The new law will assure that commissioners are liberal voting-rights activists. Commissioners must “possess experience that demonstrates analytical skills relevant to the redistricting process and voting rights.” They must also “possess experience that demonstrates an appreciation for the diverse demographics and geography of the county of Los Angeles.”
It’s easy enough for the GOP to write off Los Angeles County, but a bill has been introduced this year that would impose a similar redistricting scheme on San Diego County, although it would allow some influence of decline-to-staters. San Diego County has a Democratic majority, but Republicans control four of five supervisor seats. It’s easier to see partisan designs here. Republicans can expect Democrats to take this approach to other counties where Republicans have significant power, from Orange to San Bernardino to Riverside to Fresno.
“The Democrats are using the legislative process to severely weaken GOP influence at the county level, which is their stronghold,” said Alan Clayton, a redistricting expert and Democrat who has been involved in efforts to boost Latino voting representation over the last 30 years. He says it’s similar to the way the Texas Legislature marginalized Democrats in the 2011 congressional election, which is something he strongly condemned.

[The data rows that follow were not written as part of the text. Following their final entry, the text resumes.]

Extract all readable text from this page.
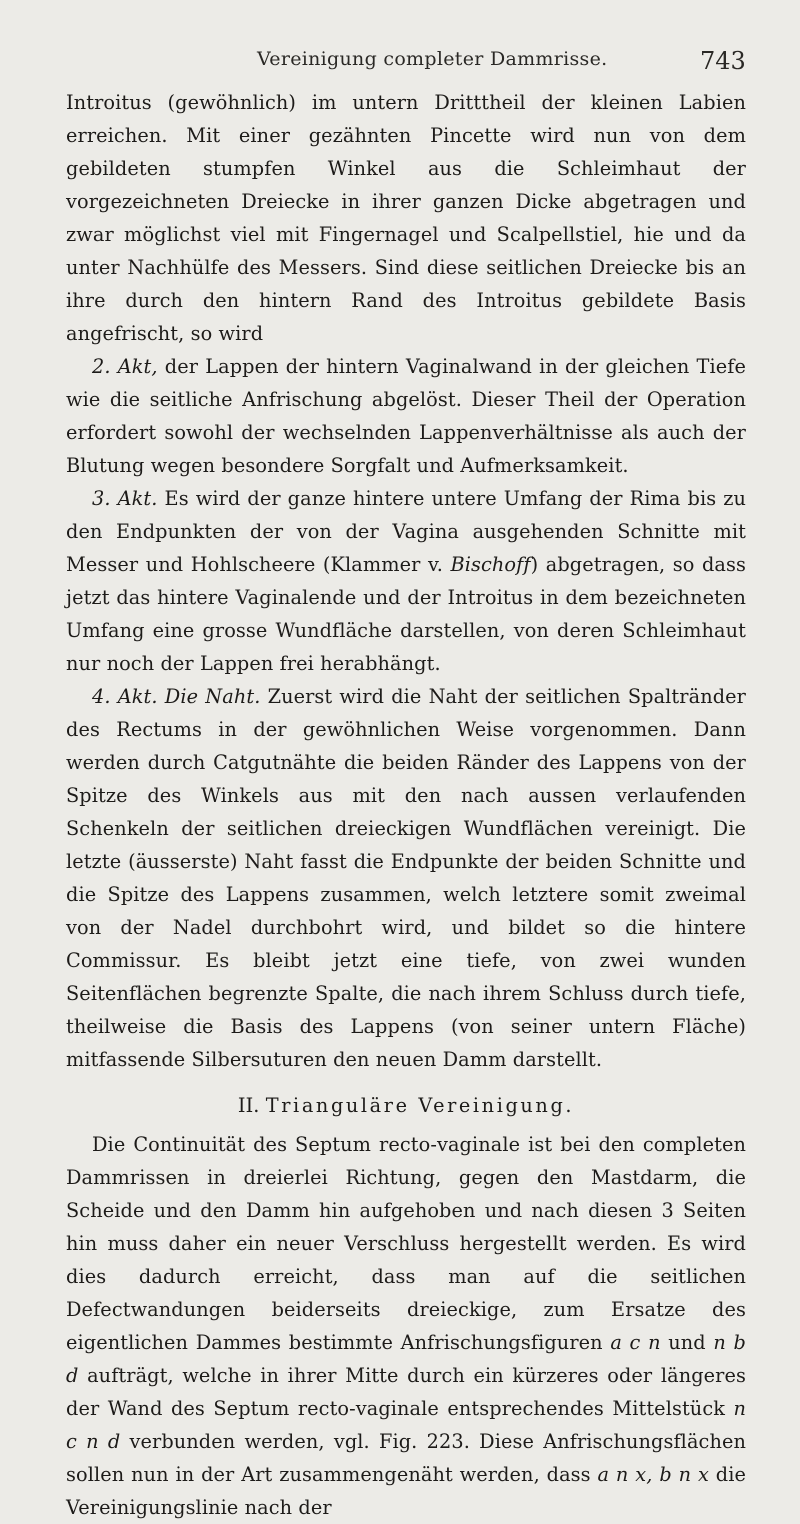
Vereinigung completer Dammrisse.	743

Introitus (gewöhnlich) im untern Dritttheil der kleinen Labien erreichen. Mit einer gezähnten Pincette wird nun von dem gebildeten stumpfen Winkel aus die Schleimhaut der vorgezeichneten Dreiecke in ihrer ganzen Dicke abgetragen und zwar möglichst viel mit Fingernagel und Scalpellstiel, hie und da unter Nachhülfe des Messers. Sind diese seitlichen Dreiecke bis an ihre durch den hintern Rand des Introitus gebildete Basis angefrischt, so wird

2. Akt, der Lappen der hintern Vaginalwand in der gleichen Tiefe wie die seitliche Anfrischung abgelöst. Dieser Theil der Operation erfordert sowohl der wechselnden Lappenverhältnisse als auch der Blutung wegen besondere Sorgfalt und Aufmerksamkeit.

3. Akt. Es wird der ganze hintere untere Umfang der Rima bis zu den Endpunkten der von der Vagina ausgehenden Schnitte mit Messer und Hohlscheere (Klammer v. Bischoff) abgetragen, so dass jetzt das hintere Vaginalende und der Introitus in dem bezeichneten Umfang eine grosse Wundfläche darstellen, von deren Schleimhaut nur noch der Lappen frei herabhängt.

4. Akt. Die Naht. Zuerst wird die Naht der seitlichen Spaltränder des Rectums in der gewöhnlichen Weise vorgenommen. Dann werden durch Catgutnähte die beiden Ränder des Lappens von der Spitze des Winkels aus mit den nach aussen verlaufenden Schenkeln der seitlichen dreieckigen Wundflächen vereinigt. Die letzte (äusserste) Naht fasst die Endpunkte der beiden Schnitte und die Spitze des Lappens zusammen, welch letztere somit zweimal von der Nadel durchbohrt wird, und bildet so die hintere Commissur. Es bleibt jetzt eine tiefe, von zwei wunden Seitenflächen begrenzte Spalte, die nach ihrem Schluss durch tiefe, theilweise die Basis des Lappens (von seiner untern Fläche) mitfassende Silbersuturen den neuen Damm darstellt.

II. Trianguläre Vereinigung.

Die Continuität des Septum recto-vaginale ist bei den completen Dammrissen in dreierlei Richtung, gegen den Mastdarm, die Scheide und den Damm hin aufgehoben und nach diesen 3 Seiten hin muss daher ein neuer Verschluss hergestellt werden. Es wird dies dadurch erreicht, dass man auf die seitlichen Defectwandungen beiderseits dreieckige, zum Ersatze des eigentlichen Dammes bestimmte Anfrischungsfiguren a c n und n b d aufträgt, welche in ihrer Mitte durch ein kürzeres oder längeres der Wand des Septum recto-vaginale entsprechendes Mittelstück n c n d verbunden werden, vgl. Fig. 223. Diese Anfrischungsflächen sollen nun in der Art zusammengenäht werden, dass a n x, b n x die Vereinigungslinie nach der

The Trump administration could take cues from the Obama Justice Department, which took aim at that redistricting play. But it would help if some Republicans in Sacramento tried to get the administration’s attention on this.
Furthermore, Sen. Lara this year has introduced S.B. 691, which would require candidates for almost all city and county offices to “disclose his or her party preference, or indicate that he or she declines to disclose a party preference, on the affidavit of the nominee.”
“The most important issue here is this is an attack on the nonpartisan system for city council and down-ticket races that’s been effective for decades,” Clayton added.
Like all reforms from the Progressive Era (the initiative, recall and referendum), nonpartisan elections never took the party influence or big money out of the process, as Gov. Hiram Johnson had hoped. But with Democrats in control of every lever of power, Republicans and third-party candidates can still have relevance thanks to these measures. Direct democracy still gives, say, taxpayer advocates the chance to go directly to voters to reduce taxes or halt some crazy new law. And in a world where people often vote party label, the nonpartisan approach is helpful to non-Democrats. It’s ironic that conservatives here are dependent on early 20th century progressive reforms to stay in the game, but that’s just the reality we live with.
If legislative leaders wanted to actually improve representation at the county level, they could expand the number of supervisors. It’s absurd to have counties with 10 million, 3 million or even 1 million residents represented by only five supervisors. But that’s not what’s going on here, which is merely an effort to put the final dagger in the heart of the state GOP.
It’s time for Republican leaders to wake up to what’s happening and to enlist the help of the feds, given the voting-rights implications. If they don’t start soon, there may not be any reason left to bother.